To feel acutely that things are badly ordered, and to feel that you know what opportunities men and women and boys and girls should have, is not a program of salvation, it is only the impulse toward finding one. Why then, because we do feel so, should we harness ourselves to a word that implies methods that we would not countenance, and give character to a movement that is at absolute defiance with America's spirit and purpose? There is danger, grave danger, in doing this. For we can upset our own apple-cart very easily these days. I have no more of this world's goods than the humblest workingman. No man is poorer than I am, measured by bank account standards. The education that I have, I fought for. Therefore I do not speak for a class. To defend the methods by which some men have made their money is not at all to my fancy. I see as clearly, I think, as one can, the necessity for the strong arm of society asserting itself, thrusting itself in where it has not been supposed to have any business. Yet I know that a Bolshevik movement, a capturing of what others have gained under the system which has obtained, and the brutal satisfaction of "getting even with the wage-masters" and making them feel to the depths of their souls and in the pain of their flesh every humiliation and torture, will permanently set nothing right. America is fair play. Is it a failure?

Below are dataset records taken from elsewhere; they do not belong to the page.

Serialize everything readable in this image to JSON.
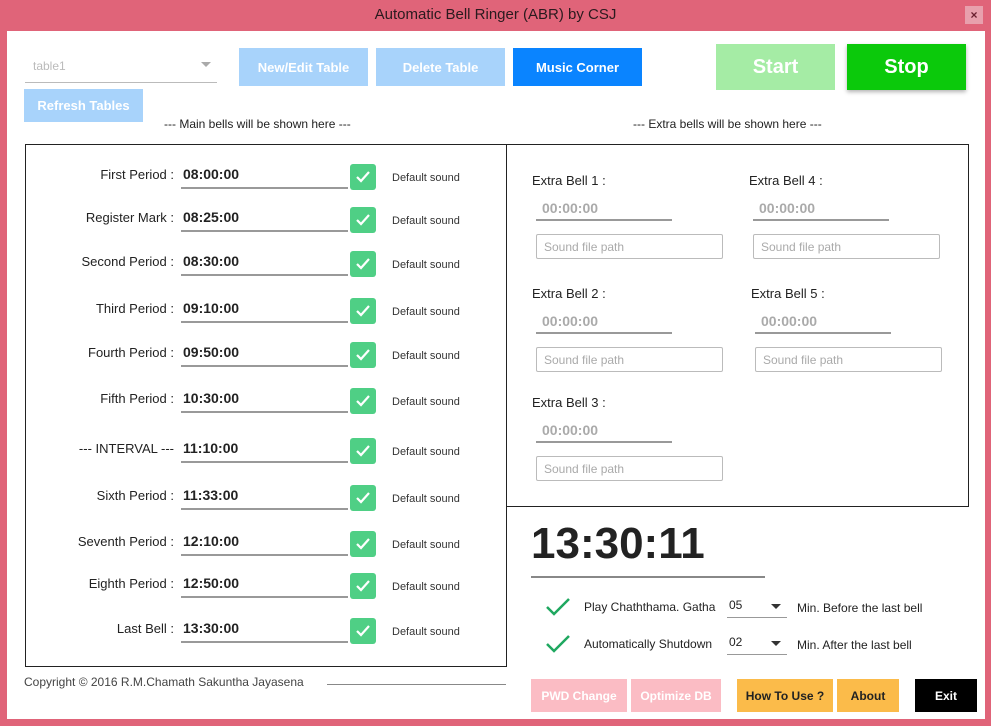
{
  "window": {
    "title": "Automatic Bell Ringer (ABR) by CSJ",
    "close_label": "×"
  },
  "table_select": {
    "value": "table1"
  },
  "toolbar": {
    "new_edit": "New/Edit Table",
    "delete": "Delete Table",
    "music": "Music Corner",
    "refresh": "Refresh Tables",
    "start": "Start",
    "stop": "Stop"
  },
  "sections": {
    "main_header": "--- Main bells will be shown here ---",
    "extra_header": "--- Extra bells will be shown here ---"
  },
  "main_bells": [
    {
      "label": "First Period :",
      "time": "08:00:00",
      "sound": "Default sound"
    },
    {
      "label": "Register Mark :",
      "time": "08:25:00",
      "sound": "Default sound"
    },
    {
      "label": "Second Period :",
      "time": "08:30:00",
      "sound": "Default sound"
    },
    {
      "label": "Third Period :",
      "time": "09:10:00",
      "sound": "Default sound"
    },
    {
      "label": "Fourth Period :",
      "time": "09:50:00",
      "sound": "Default sound"
    },
    {
      "label": "Fifth Period :",
      "time": "10:30:00",
      "sound": "Default sound"
    },
    {
      "label": "--- INTERVAL ---",
      "time": "11:10:00",
      "sound": "Default sound"
    },
    {
      "label": "Sixth Period :",
      "time": "11:33:00",
      "sound": "Default sound"
    },
    {
      "label": "Seventh Period :",
      "time": "12:10:00",
      "sound": "Default sound"
    },
    {
      "label": "Eighth Period :",
      "time": "12:50:00",
      "sound": "Default sound"
    },
    {
      "label": "Last Bell :",
      "time": "13:30:00",
      "sound": "Default sound"
    }
  ],
  "extra_bells": [
    {
      "label": "Extra Bell 1 :",
      "time": "00:00:00",
      "path_placeholder": "Sound file path"
    },
    {
      "label": "Extra Bell 2 :",
      "time": "00:00:00",
      "path_placeholder": "Sound file path"
    },
    {
      "label": "Extra Bell 3 :",
      "time": "00:00:00",
      "path_placeholder": "Sound file path"
    },
    {
      "label": "Extra Bell 4 :",
      "time": "00:00:00",
      "path_placeholder": "Sound file path"
    },
    {
      "label": "Extra Bell 5 :",
      "time": "00:00:00",
      "path_placeholder": "Sound file path"
    }
  ],
  "clock": {
    "time": "13:30:11"
  },
  "options": {
    "gatha": {
      "label": "Play Chaththama. Gatha",
      "value": "05",
      "suffix": "Min. Before the last bell",
      "checked": true
    },
    "shutdown": {
      "label": "Automatically Shutdown",
      "value": "02",
      "suffix": "Min. After the last bell",
      "checked": true
    }
  },
  "footer": {
    "copyright": "Copyright © 2016 R.M.Chamath Sakuntha Jayasena",
    "pwd_change": "PWD Change",
    "optimize_db": "Optimize DB",
    "how_to_use": "How To Use ?",
    "about": "About",
    "exit": "Exit"
  },
  "colors": {
    "frame": "#e06479",
    "light_blue": "#a8d3fb",
    "blue": "#0a84ff",
    "light_green": "#a5eca5",
    "green": "#0bc90b",
    "check_green": "#4fcf85",
    "light_pink": "#fbbcc4",
    "amber": "#fbbb4a",
    "black": "#000000"
  }
}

Have you tried it long enough to know that it will not serve the world, as you think the world should be served? Is there any experiment that we cannot make? Are our hands tied? True, our feet may lag, our eyes may not see far ahead, but who should say that for this reason man should throw aside all the firmness and strength and solidity of order, forget all that he has passed through, and start afresh from the bottom rung of the ladder—from the muck of the primitive brute?

There are things that we would not hold, that we think unworthy of our philosophy, that must be changed or else our sympathies and abiding hopes will be forever offended. And this would be to live right on under the pointing finger of shame. So we know it cannot last, this thing that offends, the badness and brutality of injustice, of unfairness to the weak, their inability to get a squarer chance.